Data Visualization with Pandas and Matplotlib

Description

When working with data visualziations can be a powerful tool to help you understand the data that you have, and they can be much more effective at helping you identify patterns, trends, and anomalies than raw data analysis alone can.

Python has a wide range of excellent, flexible, and powerful data visualization libraries however when working with data in Pandas the built in integration between Pandas and Matplotlib provides the fastest, and easiest way to simply plot your data. If you are planning on creating a complex, interactive visualization you are better placed using something like Bokeh but whilst learning or experimenting the features provided by pandas and matplotlib are likely to be enough.

Pre-requisites - Reading

Importing Libraries

Pre-requisites:

  • pip install pandas

  • pip install matplotlib

import pandas as pd
import matplotlib.pyplot as plt
# Import our network data - originally from https://github.com/hunters-forge/mordor/tree/master/datasets/large/apt29/day1/zeek
plotting_df = pd.read_csv("../../../datasets/flow_logs.csv", index_col=0, parse_dates=True)

Line Plot

The simplest plot is a line chart, you can plot a line chart of all numerical columns in your Pandas DataFrame with df.plot(). Depending on your dataset this may not produce a very interesting or usable visualization. Often (as with this dataset) this is not the best chart to plot.

plotting_df.plot()
<matplotlib.axes._subplots.AxesSubplot at 0x1427df3bac8>
../../_images/01_data_viz_pandas_6_1.png

Bar Plots

You can plot data in veritcal or horizontal bars. You can also plot on a range of data summarizations such as value_counts() as we are using here.
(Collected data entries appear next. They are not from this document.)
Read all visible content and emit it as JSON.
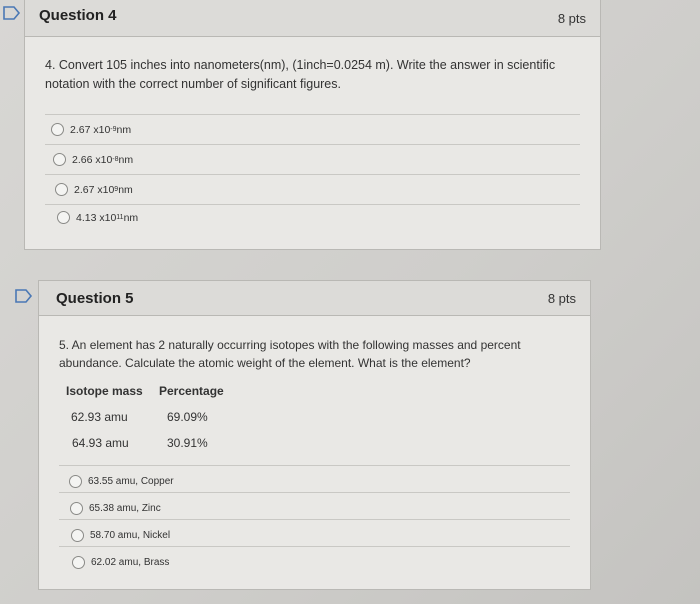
{
  "question4": {
    "title": "Question 4",
    "points": "8 pts",
    "text": "4. Convert 105 inches into nanometers(nm), (1inch=0.0254 m). Write the answer in scientific notation with the correct number of significant figures.",
    "options": [
      {
        "mantissa": "2.67 x10",
        "exp": "-9",
        "unit": " nm"
      },
      {
        "mantissa": "2.66 x10",
        "exp": "-8",
        "unit": " nm"
      },
      {
        "mantissa": "2.67 x10",
        "exp": "9",
        "unit": " nm"
      },
      {
        "mantissa": "4.13 x10",
        "exp": "11",
        "unit": " nm"
      }
    ]
  },
  "question5": {
    "title": "Question 5",
    "points": "8 pts",
    "text": "5. An element has 2 naturally occurring isotopes with the following masses and percent abundance. Calculate the atomic weight of the element. What is the element?",
    "table": {
      "headers": [
        "Isotope mass",
        "Percentage"
      ],
      "rows": [
        [
          "62.93 amu",
          "69.09%"
        ],
        [
          "64.93 amu",
          "30.91%"
        ]
      ]
    },
    "options": [
      "63.55 amu, Copper",
      "65.38 amu, Zinc",
      "58.70 amu, Nickel",
      "62.02 amu, Brass"
    ]
  },
  "icons": {
    "flag": "bookmark-flag-icon",
    "radio": "radio-button-icon"
  },
  "colors": {
    "flag": "#4a78b5",
    "header_bg": "#dcdbd8",
    "box_bg": "#e9e8e5"
  }
}
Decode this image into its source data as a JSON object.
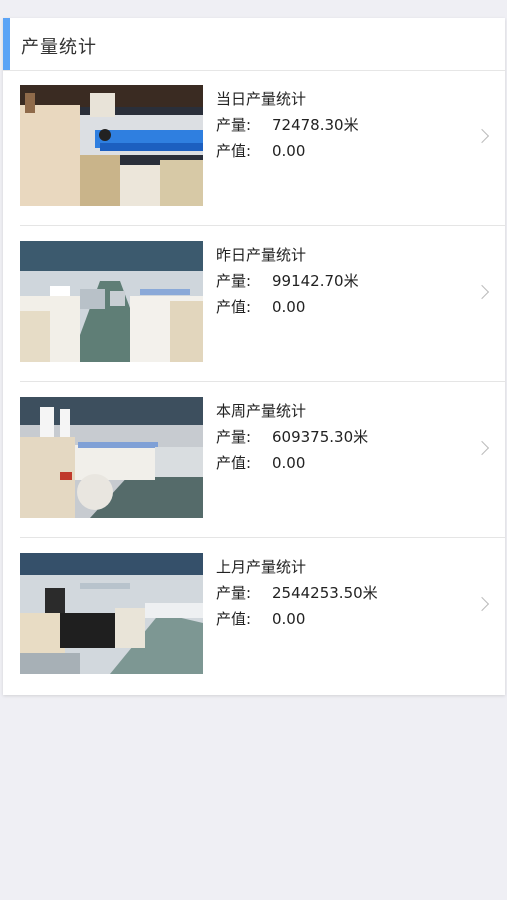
{
  "card": {
    "title": "产量统计"
  },
  "items": [
    {
      "title": "当日产量统计",
      "output_label": "产量:",
      "output_value": "72478.30米",
      "value_label": "产值:",
      "value_value": "0.00"
    },
    {
      "title": "昨日产量统计",
      "output_label": "产量:",
      "output_value": "99142.70米",
      "value_label": "产值:",
      "value_value": "0.00"
    },
    {
      "title": "本周产量统计",
      "output_label": "产量:",
      "output_value": "609375.30米",
      "value_label": "产值:",
      "value_value": "0.00"
    },
    {
      "title": "上月产量统计",
      "output_label": "产量:",
      "output_value": "2544253.50米",
      "value_label": "产值:",
      "value_value": "0.00"
    }
  ],
  "colors": {
    "accent": "#5ba4f6",
    "background": "#efeff4"
  }
}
plotting_df['src_ip'].value_counts().plot.bar(title="Source IPs")
<matplotlib.axes._subplots.AxesSubplot at 0x142000a6278>
../../_images/01_data_viz_pandas_8_1.png
plotting_df['src_ip'].value_counts().plot.barh(title="Source IPs")
<matplotlib.axes._subplots.AxesSubplot at 0x14200159518>
../../_images/01_data_viz_pandas_9_1.png

Pie Charts

There are a number of customizations for each chart such as showing a legend, which is useful for a pie chart.

plotting_df['dst_port'].value_counts().plot.pie(legend=True, title="Destination ports observed")
<matplotlib.axes._subplots.AxesSubplot at 0x1420386e2b0>
../../_images/01_data_viz_pandas_11_1.png

Other charts

There are a number of other chart types avalibale, some of which are shown below. You can select axis to plot either before calling the plot function or as x and y parameters
Avaliable charts:

  • Area

  • Bar

  • Horizontal Bar

  • Box

  • Density

  • Hexbin

  • Histogram

  • Line

  • Pie

  • Scatter

  • Box Plot

  • Kernel Density Estimate

plotting_df.plot.scatter(y="dst_port", x="dst_bytes", title="Bytes by destination port")
<matplotlib.axes._subplots.AxesSubplot at 0x142038094e0>
../../_images/01_data_viz_pandas_13_1.png

Some plots can also be done on a Pandas Series:

plotting_df[plotting_df["dst_port"] <1023]["dst_packets"].plot.box(title="Packet volume distribution")
<matplotlib.axes._subplots.AxesSubplot at 0x142037396a0>
../../_images/01_data_viz_pandas_15_1.png
plotting_df["dst_packets"].plot.kde(2)
<matplotlib.axes._subplots.AxesSubplot at 0x142004ac048>
../../_images/01_data_viz_pandas_16_1.png

You can also apply Pandas conditional statements prior to plotting data:

plotting_df[plotting_df['dst_port']==53]['dst_bytes'].plot.hist(title="DNS sent bytes distribution")
<matplotlib.axes._subplots.AxesSubplot at 0x1420379f630>
../../_images/01_data_viz_pandas_18_1.png

Subplots

By default if plots will include all columns in the DataFrame provided overlayed into one chart. You can set subplots=True parameter to split each column into a seperate plot. You can also resize your plots with the figsize parameter.

plotting_df[['dst_bytes','dst_packets']].plot.area(figsize=(12, 5), subplots=True)
array([<matplotlib.axes._subplots.AxesSubplot object at 0x00000142024548D0>,
       <matplotlib.axes._subplots.AxesSubplot object at 0x00000142024886A0>],
      dtype=object)
../../_images/01_data_viz_pandas_20_1.png

Summary

As you can see Pandas and Matplotlib gives you a very easy and simple way of creating a number of visualizations. Also as is clear with some of these visualizations some fit certain data types better than others, when creating visualizations its important to consider what data you you have and what analysis you are looking to get from the visualization.
For more details on plotting data with Pandas refer to the documentation.